The concept originates in Robert L. Cook’s 1984 SIGGRAPH paper “Shade Trees.” Cook proposed describing the appearance of a surface as a tree of operations, a shade tree, in which each node takes parameters from its children and produces parameters for its parent, with leaves supplying inputs such as surface normals, light directions, and texture lookups. This made shading a flexible, composable expression rather than a single fixed equation, and it directly anticipated the idea of a shading language. The approach was developed into the RenderMan Shading Language, which let users write procedural surface, light, displacement, and volume shaders for high quality offline rendering.

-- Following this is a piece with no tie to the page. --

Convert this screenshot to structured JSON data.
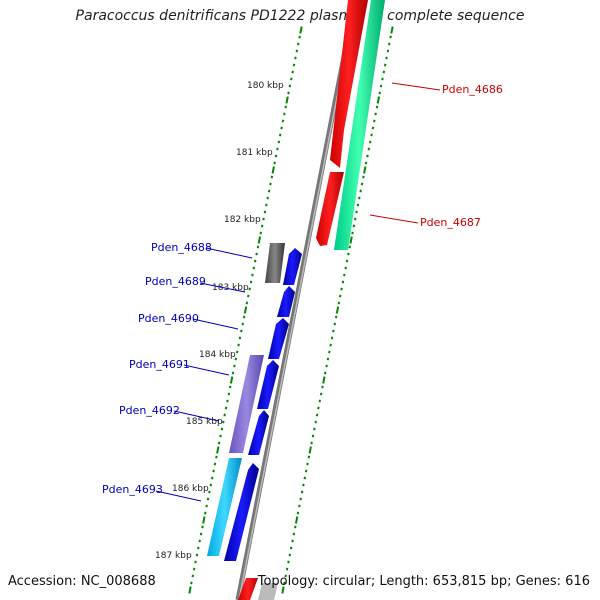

Shaders moved from offline software into real-time hardware as GPUs gained programmable stages around the turn of the millennium. Early shaders were written in restricted assembly languages, but high level shading languages soon followed: the OpenGL Shading Language, GLSL, and Microsoft’s High Level Shading Language, HLSL, for Direct3D, along with NVIDIA’s Cg. These languages resemble C, with built in vector and matrix types and access to texture sampling, and they compile to code that runs on the GPU’s parallel execution units. The OpenGL Shading Language specification defines the language precisely, including its data types, built in functions, and the vertex and fragment stages it targets.
A modern rendering pipeline exposes several programmable shader stages. Vertex shaders transform and project geometry; fragment, or pixel, shaders compute the color of each rasterized fragment; and later additions such as geometry, tessellation, and compute shaders extend programmability to creating primitives, subdividing surfaces, and arbitrary parallel computation that need not produce an image at all. With the arrival of real-time ray tracing, additional shader types describe what happens when a ray is generated, hits a surface, or misses entirely.
The throughline from Cook’s shade trees to today’s GLSL and HLSL is the same idea: appearance and geometry are described as programs, not fixed formulas, and the renderer runs those programs at massive parallelism. Cook’s 1984 paper is the primary source for the concept, and the published shading language specifications are the authoritative description of how shaders are written and executed on contemporary hardware.